Artikel 5: Auf der Reede in der Bucht von Arcachon

75 Meilen immer nach Süden. Der gelbe Strand ist nur drei Steinwürfe entfernt.

Die Luv segelt bei schwachen  halbem Wind ganz dicht unter Land im flachen  Wasser von der Girondemündung nach Arcachon; das ist dort, wo Europas grösste Wanderdüne die millionenfach bestiegene Attraktion ist. Im Seehandbuch heißt es, die Küste sei bis dorthin ohne jede Struktur und langweilig.  Keine Stadt, kein Hafen, nicht mal ein Leuchtturm. Nur eine endlose, schwach bewachsene Düne, länger als 120 Kilometer.

Aber immer mal wieder große graue Betonklötze am Strand. Durchs Fernglas sind sie gut auszumachen: Bunker von Hitlers Atlantik-Wall. Sie haben allesamt die geplanten tausend Reichsjahre nicht überdauert und sind – meist in einem kolossalen Stück –  den steilen Hang zum Meer hinunter gerutscht, das Fundament unterspült von den allfälligen Herbststürmen in der Biskaya. Klotzige Mahnmale, alle halbe Stunde.

Die Luv ist allein auf See. Bis zum Horizont kein Segler. Vom frühen Morgen bis in den Abend keine Chance auf eine kleine Privatregatta mit einem Boot auf gleichem Kurs. Niemand im Sicht. Das verwundert ein wenig, schließlich sind es nur noch drei wertvolle Tage bis zum Ende der großen Sommerferien und ein besseres Segelwetter als heute ist nicht denkbar. Sogar das französische Militär scheint ein Herz für Wassersportler zu haben. Das Revier, durch das wir heute schippern, ist ein sonst viel genutztes Schiessgebiet. Der Hafenmeister in Royan hat uns versichert, bis zum Wochenende würde nicht auf uns geschossen. Die Artillerie sei entweder selbst im Urlaub oder auf dem Weg nach Syrien.

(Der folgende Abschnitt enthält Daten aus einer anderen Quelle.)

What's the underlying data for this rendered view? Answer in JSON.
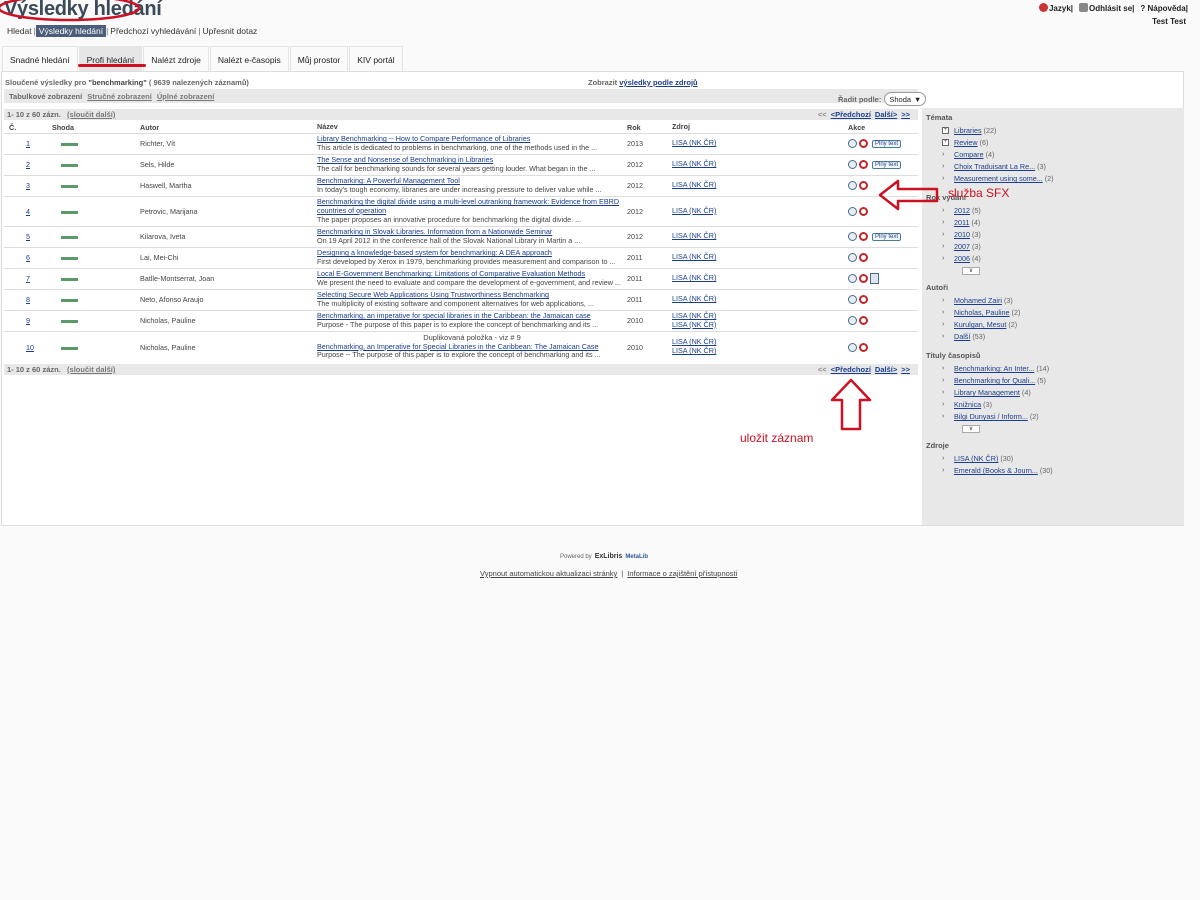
{
  "header": {
    "title": "Výsledky hledání",
    "top_links": {
      "language": "Jazyk",
      "logout": "Odhlásit se",
      "help": "Nápověda"
    },
    "user_name": "Test Test",
    "subnav": [
      "Hledat",
      "Výsledky hledání",
      "Předchozí vyhledávání",
      "Upřesnit dotaz"
    ]
  },
  "tabs": [
    "Snadné hledání",
    "Profi hledání",
    "Nalézt zdroje",
    "Nalézt e-časopis",
    "Můj prostor",
    "KIV portál"
  ],
  "results": {
    "info_prefix": "Sloučené výsledky pro",
    "query": "\"benchmarking\"",
    "info_suffix": "( 9639 nalezených záznamů)",
    "source_link_prefix": "Zobrazit",
    "source_link": "výsledky podle zdrojů",
    "views": [
      "Tabulkové zobrazení",
      "Stručné zobrazení",
      "Úplné zobrazení"
    ],
    "sort_label": "Řadit podle:",
    "sort_value": "Shoda",
    "pager_count": "1- 10 z 60 zázn.",
    "pager_merge": "(sloučit další)",
    "pager_first": "<<",
    "pager_prev": "<Předchozí",
    "pager_next": "Další>",
    "pager_last": ">>",
    "columns": [
      "Č.",
      "Shoda",
      "Autor",
      "Název",
      "Rok",
      "Zdroj",
      "Akce"
    ],
    "full_text_label": "Plný text",
    "duplicate_note": "Duplikovaná položka - viz # 9",
    "rows": [
      {
        "num": "1",
        "author": "Richter, Vít",
        "title": "Library Benchmarking -- How to Compare Performance of Libraries",
        "snippet": "This article is dedicated to problems in benchmarking, one of the methods used in the ...",
        "year": "2013",
        "source": "LISA (NK ČR)",
        "source2": ""
      },
      {
        "num": "2",
        "author": "Sels, Hilde",
        "title": "The Sense and Nonsense of Benchmarking in Libraries",
        "snippet": "The call for benchmarking sounds for several years getting louder. What began in the ...",
        "year": "2012",
        "source": "LISA (NK ČR)",
        "source2": ""
      },
      {
        "num": "3",
        "author": "Haswell, Martha",
        "title": "Benchmarking: A Powerful Management Tool",
        "snippet": "In today's tough economy, libraries are under increasing pressure to deliver value while ...",
        "year": "2012",
        "source": "LISA (NK ČR)",
        "source2": ""
      },
      {
        "num": "4",
        "author": "Petrovic, Marijana",
        "title": "Benchmarking the digital divide using a multi-level outranking framework: Evidence from EBRD countries of operation",
        "snippet": "The paper proposes an innovative procedure for benchmarking the digital divide. ...",
        "year": "2012",
        "source": "LISA (NK ČR)",
        "source2": ""
      },
      {
        "num": "5",
        "author": "Kilarova, Iveta",
        "title": "Benchmarking in Slovak Libraries. Information from a Nationwide Seminar",
        "snippet": "On 19 April 2012 in the conference hall of the Slovak National Library in Martin a ...",
        "year": "2012",
        "source": "LISA (NK ČR)",
        "source2": ""
      },
      {
        "num": "6",
        "author": "Lai, Mei-Chi",
        "title": "Designing a knowledge-based system for benchmarking: A DEA approach",
        "snippet": "First developed by Xerox in 1979, benchmarking provides measurement and comparison to ...",
        "year": "2011",
        "source": "LISA (NK ČR)",
        "source2": ""
      },
      {
        "num": "7",
        "author": "Batlle-Montserrat, Joan",
        "title": "Local E-Government Benchmarking: Limitations of Comparative Evaluation Methods",
        "snippet": "We present the need to evaluate and compare the development of e-government, and review ...",
        "year": "2011",
        "source": "LISA (NK ČR)",
        "source2": ""
      },
      {
        "num": "8",
        "author": "Neto, Afonso Araujo",
        "title": "Selecting Secure Web Applications Using Trustworthiness Benchmarking",
        "snippet": "The multiplicity of existing software and component alternatives for web applications, ...",
        "year": "2011",
        "source": "LISA (NK ČR)",
        "source2": ""
      },
      {
        "num": "9",
        "author": "Nicholas, Pauline",
        "title": "Benchmarking, an imperative for special libraries in the Caribbean: the Jamaican case",
        "snippet": "Purpose - The purpose of this paper is to explore the concept of benchmarking and its ...",
        "year": "2010",
        "source": "LISA (NK ČR)",
        "source2": "LISA (NK ČR)"
      },
      {
        "num": "10",
        "author": "Nicholas, Pauline",
        "title": "Benchmarking, an Imperative for Special Libraries in the Caribbean: The Jamaican Case",
        "snippet": "Purpose -- The purpose of this paper is to explore the concept of benchmarking and its ...",
        "year": "2010",
        "source": "LISA (NK ČR)",
        "source2": "LISA (NK ČR)"
      }
    ]
  },
  "facets": {
    "topics": {
      "label": "Témata",
      "items": [
        {
          "name": "Libraries",
          "count": "(22)"
        },
        {
          "name": "Review",
          "count": "(6)"
        },
        {
          "name": "Compare",
          "count": "(4)"
        },
        {
          "name": "Choix Traduisant La Re...",
          "count": "(3)"
        },
        {
          "name": "Measurement using some...",
          "count": "(2)"
        }
      ]
    },
    "years": {
      "label": "Rok vydání",
      "items": [
        {
          "name": "2012",
          "count": "(5)"
        },
        {
          "name": "2011",
          "count": "(4)"
        },
        {
          "name": "2010",
          "count": "(3)"
        },
        {
          "name": "2007",
          "count": "(3)"
        },
        {
          "name": "2006",
          "count": "(4)"
        }
      ]
    },
    "authors": {
      "label": "Autoři",
      "items": [
        {
          "name": "Mohamed Zairi",
          "count": "(3)"
        },
        {
          "name": "Nicholas, Pauline",
          "count": "(2)"
        },
        {
          "name": "Kurulgan, Mesut",
          "count": "(2)"
        },
        {
          "name": "Další",
          "count": "(53)"
        }
      ]
    },
    "journals": {
      "label": "Tituly časopisů",
      "items": [
        {
          "name": "Benchmarking: An Inter...",
          "count": "(14)"
        },
        {
          "name": "Benchmarking for Quali...",
          "count": "(5)"
        },
        {
          "name": "Library Management",
          "count": "(4)"
        },
        {
          "name": "Knižnica",
          "count": "(3)"
        },
        {
          "name": "Bilgi Dunyasi / Inform...",
          "count": "(2)"
        }
      ]
    },
    "sources": {
      "label": "Zdroje",
      "items": [
        {
          "name": "LISA (NK ČR)",
          "count": "(30)"
        },
        {
          "name": "Emerald (Books & Journ...",
          "count": "(30)"
        }
      ]
    },
    "more_symbol": "∨"
  },
  "annotations": {
    "sfx": "služba SFX",
    "save": "uložit záznam"
  },
  "footer": {
    "powered": "Powered by",
    "brand": "ExLibris",
    "product": "MetaLib",
    "links": [
      "Vypnout automatickou aktualizaci stránky",
      "Informace o zajištění přístupnosti"
    ]
  },
  "colors": {
    "annotation": "#cc1122",
    "link": "#1a3d8f",
    "active_nav": "#4a5e7a",
    "score": "#5a9a6a"
  }
}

Möglicherweise stand diese Nachricht nicht in der Zeitung und die Yachteigner hier trauen sich einfach nicht aufs offene Meer. Das ist natürlich Unfug.  Die Franzosen sind eine unvergleichliche Seefahrer- und Seglernation. Bei internationalen  Regatten sahnen sie regelmäßig die schönsten Trophäen ab. Die Weltumrunder  und Einhandsegler der Grand Nation haben Heldenstatus. Nach  Eric Tabarly zum Beispiel  wurde jetzt posthum ein sündhaft teures Yachtzentrum für Super- und Rekordboote an der Westküste benannt, den Ehrentitel „Kommandeur der Ehrenlegion“ hatte ihm zu Lebzeiten noch Staatspräsident De Gaulle verliehen. Tabarlies letztes Boot, die „Pen Duik“  liegt in seinem Hafen an Land.  Er hatte es eines Nachts in der irischen See während einer seiner vielen atemberaubenden Abenteuer unfreiwillig  verlassen. Angeblich musste er mal. Die allermeisten um Leben gekommenen Segler werden übrigens, wenn sie überhaupt gefunden werden, mit offener oder ohne Hose geborgen.  Offiziell  hieß es, der Grossbaum habe Tabarly von Bord gefegt. Er war nicht angeleint.

Wir haben daraus gelernt, dass großer Ruhm nicht vor Torheit schützt und zwei Regel beachtet werden sollten: Erstens niemals auf See außenbords  pinkeln – und wennschon – zweitens dann mit Sicherheitsgurt.

Zurück zur wundersam  yachtfreien See.  Nirgendwo in Europa sind so viele Freizeitschiffe zugelassen wie in Frankreich. Die Zulassungsnummern in den französischen Segeln sind fünfstellig, in Deutschland kommen wir locker mit vier Stellen aus. (Die Luv hat die Nummer GER5148) . Hamburgs Yachthaven  in Wedel, Deutschlands größter,  bietet Platz für 2000 Boote. In  La Rochelle  allein passen fast dreimal so viele hinein und Arcachon, unser Ziel für heute, steht dem nicht viel nach.

Wir lesen, dass die dortige Warteliste  einen Liegeplatz  erst in 26 Jahren in Aussicht stellt. Ob die Skipper etwa darum  ihren Hafen nicht verlassen, weil weggegangen, Platz vergangen? Haben die überhaupt Platz für Gäste? Sicherheitshalber beschließen wir, heute Nacht in einer geschützten Bucht in der Nähe der Stadt vor Anker zu gehen.